About 100 women’s rights activists and their supporters turned out yesterday for a “One Billion Rising” gathering in Phnom Penh, though the event’s relatively sparse male attendance highlighted what some attendees consider the greatest obstacle to gender equality in Cambodia – getting the message to those who need it most.

The Rising rallies take place in major cities all over the world each February, and seek to combat gender-based stereotyping and violence.
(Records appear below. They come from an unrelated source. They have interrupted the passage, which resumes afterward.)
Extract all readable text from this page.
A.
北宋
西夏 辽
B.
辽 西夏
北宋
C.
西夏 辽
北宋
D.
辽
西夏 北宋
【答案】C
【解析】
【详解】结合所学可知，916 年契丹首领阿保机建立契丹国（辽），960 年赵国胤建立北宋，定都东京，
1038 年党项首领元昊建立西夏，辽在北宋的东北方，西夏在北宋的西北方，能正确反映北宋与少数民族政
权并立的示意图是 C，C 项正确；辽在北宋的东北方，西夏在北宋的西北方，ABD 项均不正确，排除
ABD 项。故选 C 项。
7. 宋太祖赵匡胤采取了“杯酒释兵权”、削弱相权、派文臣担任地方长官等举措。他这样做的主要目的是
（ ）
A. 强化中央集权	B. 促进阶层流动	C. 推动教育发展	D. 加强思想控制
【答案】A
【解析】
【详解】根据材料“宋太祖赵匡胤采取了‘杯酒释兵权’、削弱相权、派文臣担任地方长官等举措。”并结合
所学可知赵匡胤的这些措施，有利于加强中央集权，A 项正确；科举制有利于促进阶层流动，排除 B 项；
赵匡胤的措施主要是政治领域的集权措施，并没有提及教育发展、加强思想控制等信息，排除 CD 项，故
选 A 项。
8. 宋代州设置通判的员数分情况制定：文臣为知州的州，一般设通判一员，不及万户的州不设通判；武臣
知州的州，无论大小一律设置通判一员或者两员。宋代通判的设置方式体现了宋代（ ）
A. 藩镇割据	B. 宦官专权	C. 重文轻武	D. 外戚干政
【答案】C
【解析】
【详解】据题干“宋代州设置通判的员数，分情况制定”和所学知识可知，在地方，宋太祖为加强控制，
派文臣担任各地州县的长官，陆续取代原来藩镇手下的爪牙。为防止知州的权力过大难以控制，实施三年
Held in the auditorium of the American Intercontinental Institute’s Tuol Kork campus, the gathering featured interactive song and dance numbers, face-painting, a comedy skit and short films condemning gender-based violence and its gratuitous depictions in Cambodian pop culture.
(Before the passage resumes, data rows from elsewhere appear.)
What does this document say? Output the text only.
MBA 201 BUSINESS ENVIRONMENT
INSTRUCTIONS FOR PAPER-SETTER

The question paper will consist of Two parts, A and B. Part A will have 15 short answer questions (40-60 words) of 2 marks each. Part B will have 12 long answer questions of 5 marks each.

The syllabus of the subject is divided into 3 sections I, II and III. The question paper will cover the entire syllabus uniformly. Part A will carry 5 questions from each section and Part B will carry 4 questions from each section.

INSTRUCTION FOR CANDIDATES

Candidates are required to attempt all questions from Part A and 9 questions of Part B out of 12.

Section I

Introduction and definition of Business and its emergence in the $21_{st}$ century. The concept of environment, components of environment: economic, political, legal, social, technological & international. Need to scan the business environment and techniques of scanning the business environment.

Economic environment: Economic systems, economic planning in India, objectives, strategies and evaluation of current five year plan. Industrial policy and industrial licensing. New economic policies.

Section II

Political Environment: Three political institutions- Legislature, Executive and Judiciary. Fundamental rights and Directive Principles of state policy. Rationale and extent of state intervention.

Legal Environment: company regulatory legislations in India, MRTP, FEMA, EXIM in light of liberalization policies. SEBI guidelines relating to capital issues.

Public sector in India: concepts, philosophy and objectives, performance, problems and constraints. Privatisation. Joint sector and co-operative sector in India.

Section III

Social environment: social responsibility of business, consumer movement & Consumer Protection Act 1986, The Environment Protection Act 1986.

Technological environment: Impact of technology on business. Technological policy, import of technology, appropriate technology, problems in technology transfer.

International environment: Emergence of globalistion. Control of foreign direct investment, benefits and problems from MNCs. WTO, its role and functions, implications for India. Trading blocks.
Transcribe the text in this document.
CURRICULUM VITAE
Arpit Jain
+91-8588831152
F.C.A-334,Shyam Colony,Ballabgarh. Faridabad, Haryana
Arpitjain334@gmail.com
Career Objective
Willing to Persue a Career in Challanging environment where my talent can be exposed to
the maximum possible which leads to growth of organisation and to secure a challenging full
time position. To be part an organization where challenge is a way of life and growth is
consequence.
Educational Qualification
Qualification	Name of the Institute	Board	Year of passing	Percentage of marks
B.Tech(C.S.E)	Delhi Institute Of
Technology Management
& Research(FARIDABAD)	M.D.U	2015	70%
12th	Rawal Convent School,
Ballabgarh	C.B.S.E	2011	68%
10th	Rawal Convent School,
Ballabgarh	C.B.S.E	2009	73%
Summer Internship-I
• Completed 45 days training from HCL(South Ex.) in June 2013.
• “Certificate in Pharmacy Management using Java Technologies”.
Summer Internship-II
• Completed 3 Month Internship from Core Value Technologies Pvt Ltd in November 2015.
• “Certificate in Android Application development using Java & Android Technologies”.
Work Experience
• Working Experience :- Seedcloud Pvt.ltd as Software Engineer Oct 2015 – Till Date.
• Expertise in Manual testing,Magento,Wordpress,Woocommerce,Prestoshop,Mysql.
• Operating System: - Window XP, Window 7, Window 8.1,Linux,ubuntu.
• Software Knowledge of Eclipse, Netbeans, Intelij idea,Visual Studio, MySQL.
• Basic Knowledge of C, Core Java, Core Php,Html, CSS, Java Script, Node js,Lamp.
Ros Sopheap, an organiser of the events since 2013 and executive director of Gender and Development for Cambodia (GADC), said that awareness of and enthusiasm for the event had steadily increased over the years.

Nevertheless, yesterday’s crowd was overwhelmingly well-educated and female, with strong ties to NGOs, and while men were present, they constituted a small minority.

Chansolinda Cheath, who works as a project officer for SILAKA, an NGO that offers training programs and consulting services for other Cambodian NGOs, said that she hoped One Billion Rising would provide young women with “more confidence”, but also hoped to see more men attend in the future.

“We need men to understand women’s rights,” says Cheath. “If you only provide training to women, only they know their rights,” she said.

Chandy Eng, a former GADC staff member who recently completed a master’s degree in international human rights in Thailand, agreed.

“When men see ‘violence against women’, they get awkward,” she sighed. “They say ‘why violence against women, but not men?’”

To counter this ignorance of gender-based discrimination and violence, Eng asked her boyfriend Pisey Lay to join her at the gathering.

Lay, a 26-year-old who works for the Ministry of Agriculture, Forestry and Fisheries, acknowledged his own struggles with sexism.

“It took years,” he said. “Whenever I talk to my friends or relatives they say, ‘Men must be the decision makers’.”

And though he hoped One Billion Rising would help sensitise other young men to gender-based issues in Cambodia, Lay said he remained sceptical.

“People will post about this on social media,” he said. “It helps, but only a little; we come from an environment where men run everything.”